External File Storage
In NiFi Ingest, FlowFiles that represent Knowledge Discovery documents store data in several ways - as FlowFile attributes, as XML metadata, as plain-text content, and in associated files. The files associated with a document might be included in the FlowFile as:
- a path to a file stored on a local or network file system (a
contentfilename
part) - embedded binary content (a
contentfile
part) - a reference to a file stored by an external storage provider such as Amazon S3, Azure Blob Storage, or Google Cloud Storage (an
externalfile
part)
Each of these options has its own advantages:
- Adding a file to a FlowFile by including a local file path usually provides the best performance. By default, Knowledge Discovery connectors generate FlowFiles with files included as paths.

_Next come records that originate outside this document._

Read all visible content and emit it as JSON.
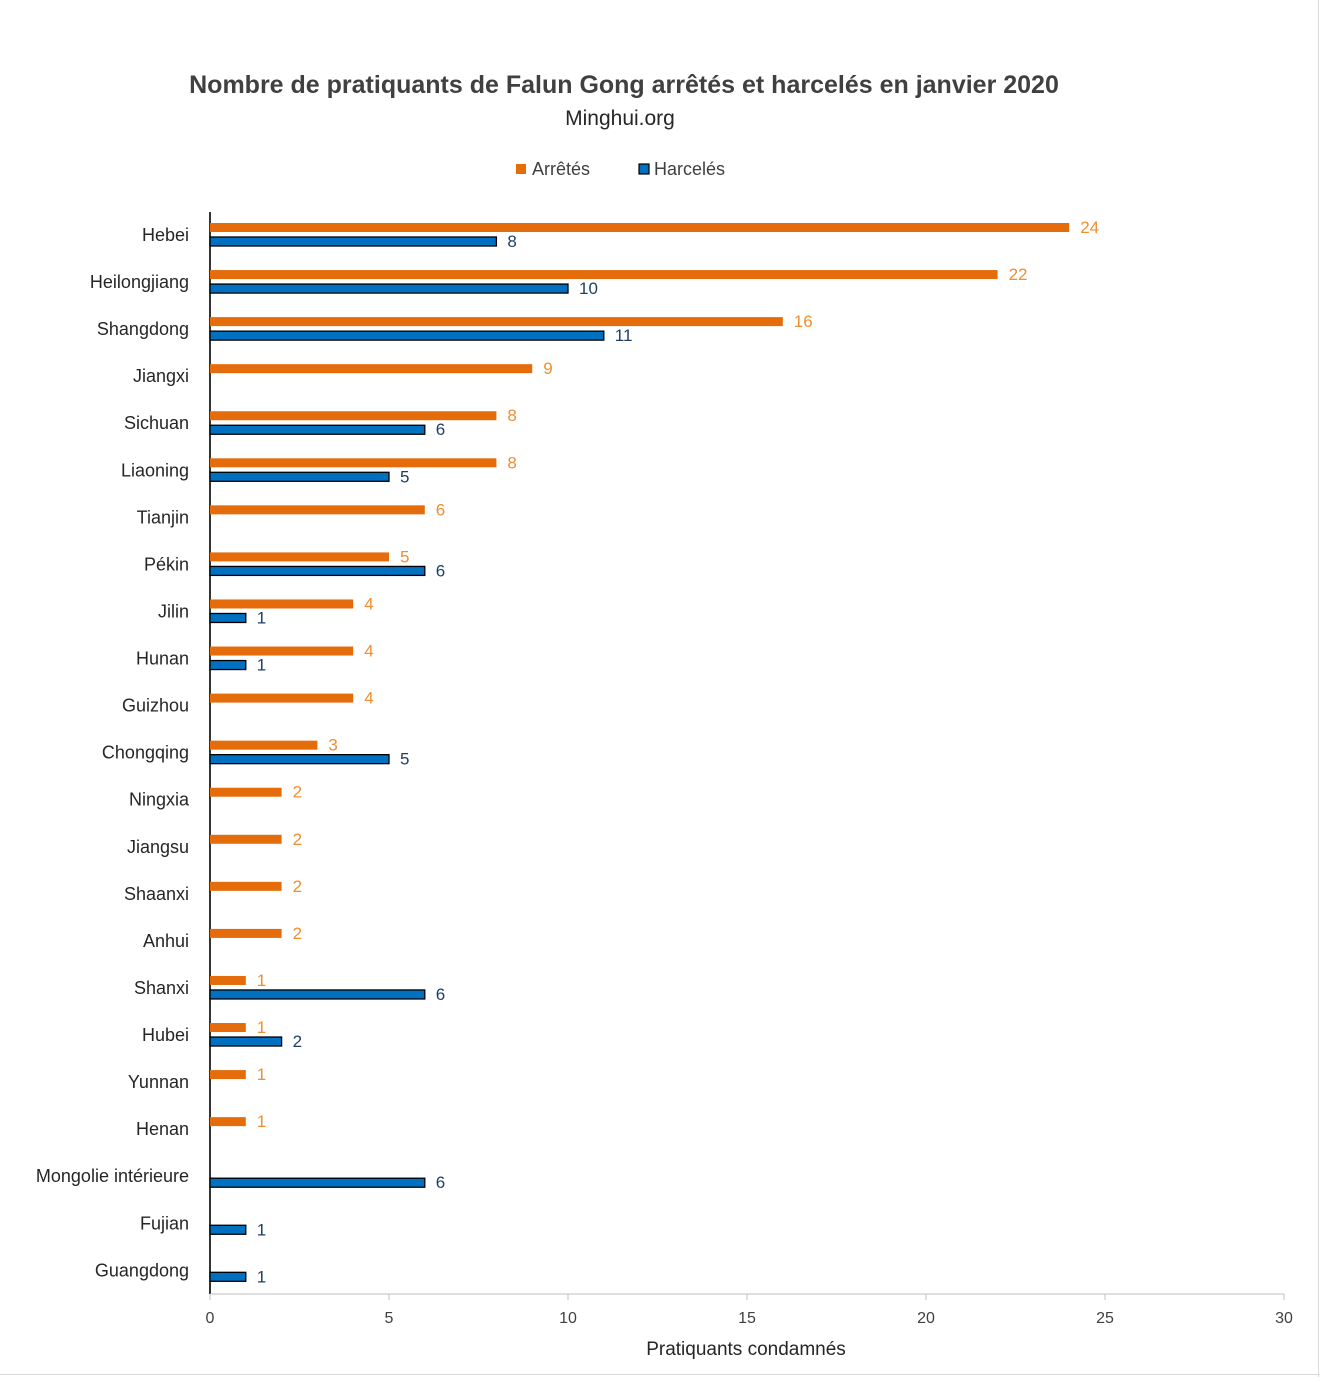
{
  "chart_data": {
    "type": "bar",
    "orientation": "horizontal",
    "title": "Nombre de pratiquants de Falun Gong arrêtés et harcelés en janvier 2020",
    "subtitle": "Minghui.org",
    "xlabel": "Pratiquants condamnés",
    "ylabel": "",
    "xlim": [
      0,
      30
    ],
    "x_ticks": [
      0,
      5,
      10,
      15,
      20,
      25,
      30
    ],
    "grid": false,
    "legend_position": "top-center",
    "categories": [
      "Hebei",
      "Heilongjiang",
      "Shangdong",
      "Jiangxi",
      "Sichuan",
      "Liaoning",
      "Tianjin",
      "Pékin",
      "Jilin",
      "Hunan",
      "Guizhou",
      "Chongqing",
      "Ningxia",
      "Jiangsu",
      "Shaanxi",
      "Anhui",
      "Shanxi",
      "Hubei",
      "Yunnan",
      "Henan",
      "Mongolie intérieure",
      "Fujian",
      "Guangdong"
    ],
    "series": [
      {
        "name": "Arrêtés",
        "color": "#E46C0A",
        "label_color": "#F28E30",
        "values": [
          24,
          22,
          16,
          9,
          8,
          8,
          6,
          5,
          4,
          4,
          4,
          3,
          2,
          2,
          2,
          2,
          1,
          1,
          1,
          1,
          null,
          null,
          null
        ]
      },
      {
        "name": "Harcelés",
        "color": "#0070C0",
        "label_color": "#1F3F66",
        "values": [
          8,
          10,
          11,
          null,
          6,
          5,
          null,
          6,
          1,
          1,
          null,
          5,
          null,
          null,
          null,
          null,
          6,
          2,
          null,
          null,
          6,
          1,
          1
        ]
      }
    ]
  }
}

- Using one of the other options might be necessary if you are running a cluster, to ensure that the file content is accessible from all of the NiFi instances in the cluster.

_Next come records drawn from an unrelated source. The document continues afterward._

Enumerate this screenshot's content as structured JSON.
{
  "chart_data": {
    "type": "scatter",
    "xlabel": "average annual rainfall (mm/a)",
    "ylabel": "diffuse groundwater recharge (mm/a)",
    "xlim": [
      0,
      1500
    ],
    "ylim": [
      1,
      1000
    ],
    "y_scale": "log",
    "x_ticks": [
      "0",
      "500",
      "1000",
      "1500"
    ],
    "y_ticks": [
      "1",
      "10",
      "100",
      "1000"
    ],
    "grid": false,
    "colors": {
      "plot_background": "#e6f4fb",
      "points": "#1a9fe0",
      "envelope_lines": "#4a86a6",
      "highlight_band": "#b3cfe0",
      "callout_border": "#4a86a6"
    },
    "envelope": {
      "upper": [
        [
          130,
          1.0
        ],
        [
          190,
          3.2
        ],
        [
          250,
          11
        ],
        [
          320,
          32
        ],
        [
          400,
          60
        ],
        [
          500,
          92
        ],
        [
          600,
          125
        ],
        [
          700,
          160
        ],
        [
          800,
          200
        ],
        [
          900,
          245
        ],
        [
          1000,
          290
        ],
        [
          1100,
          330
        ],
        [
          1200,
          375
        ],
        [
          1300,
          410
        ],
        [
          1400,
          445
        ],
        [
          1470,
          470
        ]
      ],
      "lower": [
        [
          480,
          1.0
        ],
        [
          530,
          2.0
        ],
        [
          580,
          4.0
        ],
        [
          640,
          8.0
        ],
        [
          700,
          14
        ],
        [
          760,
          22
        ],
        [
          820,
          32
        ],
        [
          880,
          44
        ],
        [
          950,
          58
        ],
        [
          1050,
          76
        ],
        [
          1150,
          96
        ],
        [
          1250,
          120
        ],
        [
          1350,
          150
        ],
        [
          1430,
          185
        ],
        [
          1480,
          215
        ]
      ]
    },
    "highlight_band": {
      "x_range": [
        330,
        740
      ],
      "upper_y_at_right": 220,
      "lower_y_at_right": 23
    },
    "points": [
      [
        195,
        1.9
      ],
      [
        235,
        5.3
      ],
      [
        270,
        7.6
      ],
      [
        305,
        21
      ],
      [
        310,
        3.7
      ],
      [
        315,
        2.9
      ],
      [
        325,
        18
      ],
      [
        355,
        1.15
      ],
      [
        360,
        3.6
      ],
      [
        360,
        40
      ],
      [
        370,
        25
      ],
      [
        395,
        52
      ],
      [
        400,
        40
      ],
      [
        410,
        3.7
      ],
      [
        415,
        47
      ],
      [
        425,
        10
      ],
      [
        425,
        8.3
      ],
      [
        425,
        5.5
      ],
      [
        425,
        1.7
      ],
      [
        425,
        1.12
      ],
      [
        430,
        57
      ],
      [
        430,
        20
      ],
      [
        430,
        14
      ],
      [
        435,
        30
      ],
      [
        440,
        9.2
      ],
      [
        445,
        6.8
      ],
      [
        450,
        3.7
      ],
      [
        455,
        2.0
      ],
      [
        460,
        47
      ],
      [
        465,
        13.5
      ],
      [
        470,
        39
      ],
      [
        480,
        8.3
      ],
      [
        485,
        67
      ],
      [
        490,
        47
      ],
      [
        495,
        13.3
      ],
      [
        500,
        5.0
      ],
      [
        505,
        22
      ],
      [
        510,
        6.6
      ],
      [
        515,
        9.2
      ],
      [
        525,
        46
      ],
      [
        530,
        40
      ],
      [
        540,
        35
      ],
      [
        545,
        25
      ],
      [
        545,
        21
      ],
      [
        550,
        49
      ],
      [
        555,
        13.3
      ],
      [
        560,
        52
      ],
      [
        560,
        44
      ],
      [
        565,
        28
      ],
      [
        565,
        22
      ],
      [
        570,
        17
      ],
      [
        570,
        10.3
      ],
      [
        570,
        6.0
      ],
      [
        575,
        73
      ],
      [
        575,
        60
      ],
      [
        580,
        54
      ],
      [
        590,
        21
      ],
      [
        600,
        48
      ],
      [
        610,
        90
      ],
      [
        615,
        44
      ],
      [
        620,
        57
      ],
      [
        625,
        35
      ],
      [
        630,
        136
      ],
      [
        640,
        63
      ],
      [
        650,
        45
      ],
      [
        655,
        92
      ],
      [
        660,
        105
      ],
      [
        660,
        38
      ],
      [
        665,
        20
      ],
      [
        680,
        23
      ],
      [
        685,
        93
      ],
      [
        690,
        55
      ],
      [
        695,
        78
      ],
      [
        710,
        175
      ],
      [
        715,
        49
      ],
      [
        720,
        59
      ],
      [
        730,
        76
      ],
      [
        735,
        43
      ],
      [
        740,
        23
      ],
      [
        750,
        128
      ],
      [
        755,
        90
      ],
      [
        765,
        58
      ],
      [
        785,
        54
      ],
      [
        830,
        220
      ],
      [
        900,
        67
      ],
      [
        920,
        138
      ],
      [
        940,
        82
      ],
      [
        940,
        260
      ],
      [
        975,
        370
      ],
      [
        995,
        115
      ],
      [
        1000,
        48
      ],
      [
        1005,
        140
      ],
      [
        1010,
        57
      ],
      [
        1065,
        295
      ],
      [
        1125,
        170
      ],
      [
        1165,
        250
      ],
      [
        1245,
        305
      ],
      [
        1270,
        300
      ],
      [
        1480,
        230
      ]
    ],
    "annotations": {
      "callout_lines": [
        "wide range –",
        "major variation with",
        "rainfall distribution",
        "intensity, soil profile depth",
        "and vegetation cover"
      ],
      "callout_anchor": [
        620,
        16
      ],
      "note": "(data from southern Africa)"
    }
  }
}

- Using external file storage might be advantageous when you are running NiFi using cloud compute and want to use cloud storage as well.
NiFi Ingest provides a processor, named ConvertDocumentFile, so that you can convert from one type of storage to another. If you want to use an external storage provider, you must first set up an IdolFlowFileServiceImpl controller service, which manages the connection to the external storage.

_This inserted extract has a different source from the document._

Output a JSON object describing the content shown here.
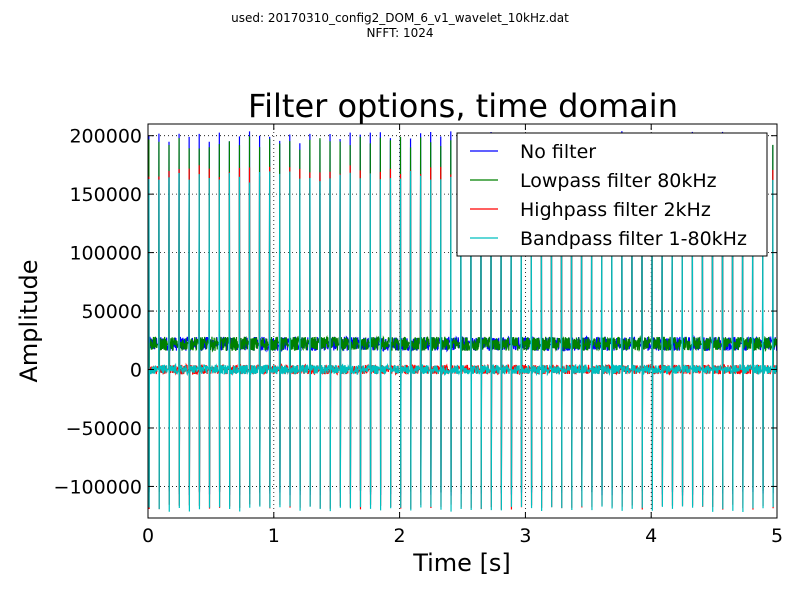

Performance Considerations
Using external file storage can have a significant performance impact, especially if your dataflow contains a series of processors that each require the file content. Each processor would need to make a request to the external storage provider to download the file.
To mitigate the performance impact in this case, your dataflow could use a ConvertDocumentFile processor to download files from external storage and replace externalfile
parts of FlowFiles with contentfilename
parts. You could then route the FlowFiles through your other processors, before using another ConvertDocumentFile to put the file back into the external storage system.